Beberapa waktu setelah itu, kawan-kawan yang kecewa terhadap jas Anda lantas memuji penampilan Anda saat berpidato singkat di kapal menyambut pengumuman KPU. Menurut mereka, Anda tampak gagah dengan kemeja batik. Saya setuju kepada mereka dan saya teringat Nelson Mandela. Presiden Afrika Selatan itu (semoga senantiasa damai di peristirahatan abadinya) adalah orang besar yang selalu mengenakan batik dalam kunjungan-kunjungannya ke negeri tetangga, atau ke acara-acara resmi para pemimpin dunia, atau ketika menghadiri sidang PBB. Saya senang Nelson mengenakan batik Indonesia. Dia figur yang sangat dihormati oleh para pemimpin dari negara-negara lain dan dia mengenakan batik ke mana-mana.

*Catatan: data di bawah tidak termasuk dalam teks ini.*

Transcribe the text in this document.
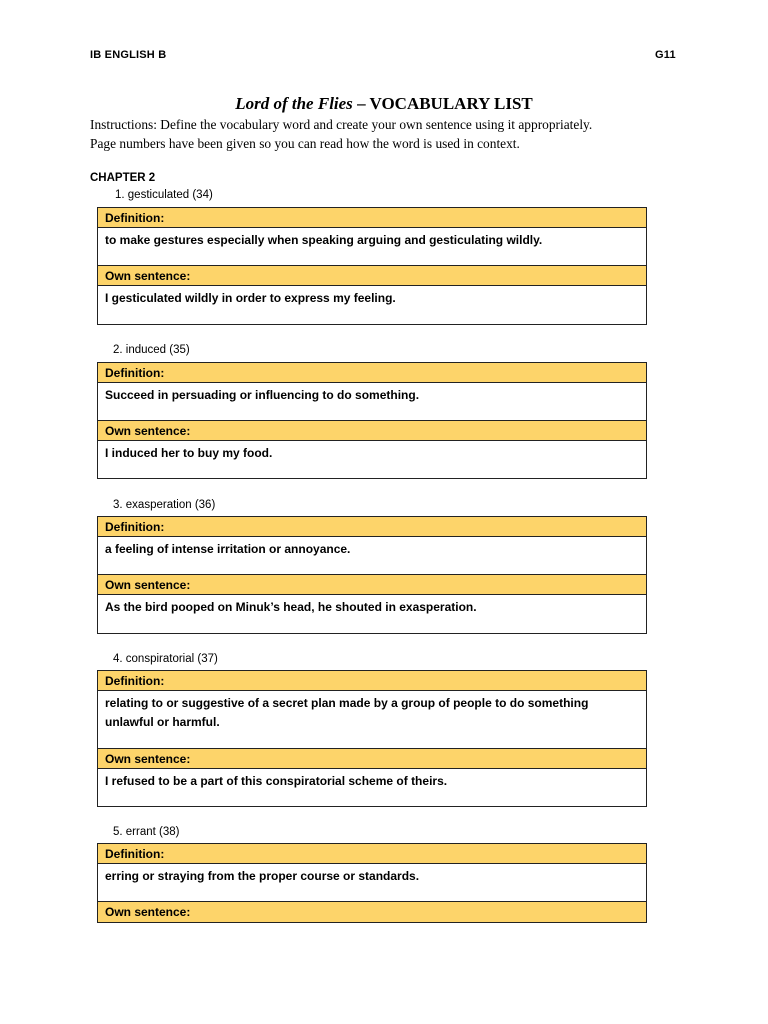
IB ENGLISH B	G11
Lord of the Flies – VOCABULARY LIST
Instructions: Define the vocabulary word and create your own sentence using it appropriately.
Page numbers have been given so you can read how the word is used in context.
CHAPTER 2
1. gesticulated (34)
Definition:
to make gestures especially when speaking arguing and gesticulating wildly.
Own sentence:
I gesticulated wildly in order to express my feeling.
2. induced (35)
Definition:
Succeed in persuading or influencing to do something.
Own sentence:
I induced her to buy my food.
3. exasperation (36)
Definition:
a feeling of intense irritation or annoyance.
Own sentence:
As the bird pooped on Minuk’s head, he shouted in exasperation.
4. conspiratorial (37)
Definition:
relating to or suggestive of a secret plan made by a group of people to do something
unlawful or harmful.
Own sentence:
I refused to be a part of this conspiratorial scheme of theirs.
5. errant (38)
Definition:
erring or straying from the proper course or standards.
Own sentence:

Saya pikir mestinya ada media kita yang mewawancarai dia tentang batik kenapa dia memilih batik, dan kenapa batik Indonesia. Dia bahkan lebih percaya diri mengenakan batik dibandingkan dengan para pemimpin Indonesia. Pak Jusuf Kalla punya cerita menarik tentang hal itu dan beruntunglah Anda karena sekarang dia mendampingi Anda sebagai wakil presiden.

Terus terang, membahas batik sesungguhnya lebih menyenangkan bila dibandingkan dengan membicarakan tabiat politisi. Saya tidak ingin membahas mereka. Saya tidak peduli sepenting apa mereka saat ini. Saya tahu bahwa mereka sudah menerbitkan keresahan dengan meloloskan RUU Pilkada tak langsung, yang menimbulkan reaksi sengit di tingkat bawah, dan orang-orang yang kecewa menganggap mereka telah merampas hak rakyat untuk mendapatkan pemimpin yang mereka pilih sendiri secara langsung.

Para politikus selalu begitu karena mereka politisi. Mereka jarang sekali memberikan kegembiraan kepada orang banyak.

Namun, sekarang ini saya tidak peduli apakah kepala daerah akan dipilih langsung oleh rakyat, atau oleh orang-orang seperti Haji Lulung dan kawan-kawan di DPRD. Bahkan, saya tidak peduli sekiranya dia ditunjuk langsung oleh Tuhan. Saya lebih peduli bahwa orang Indonesia mampu menulis dengan baik, bisa melahirkan cerita-cerita yang baik bisa melahirkan pemikiran-pemikiran yang cerdas. Saya lebih peduli bahwa di setiap desa ada perpustakaan. Sebab, mal membuat saya tampak bodoh dan Indomaret dan Alfamaret dan Seven Eleven berceceran di mana-mana -membosankan dan mematikan.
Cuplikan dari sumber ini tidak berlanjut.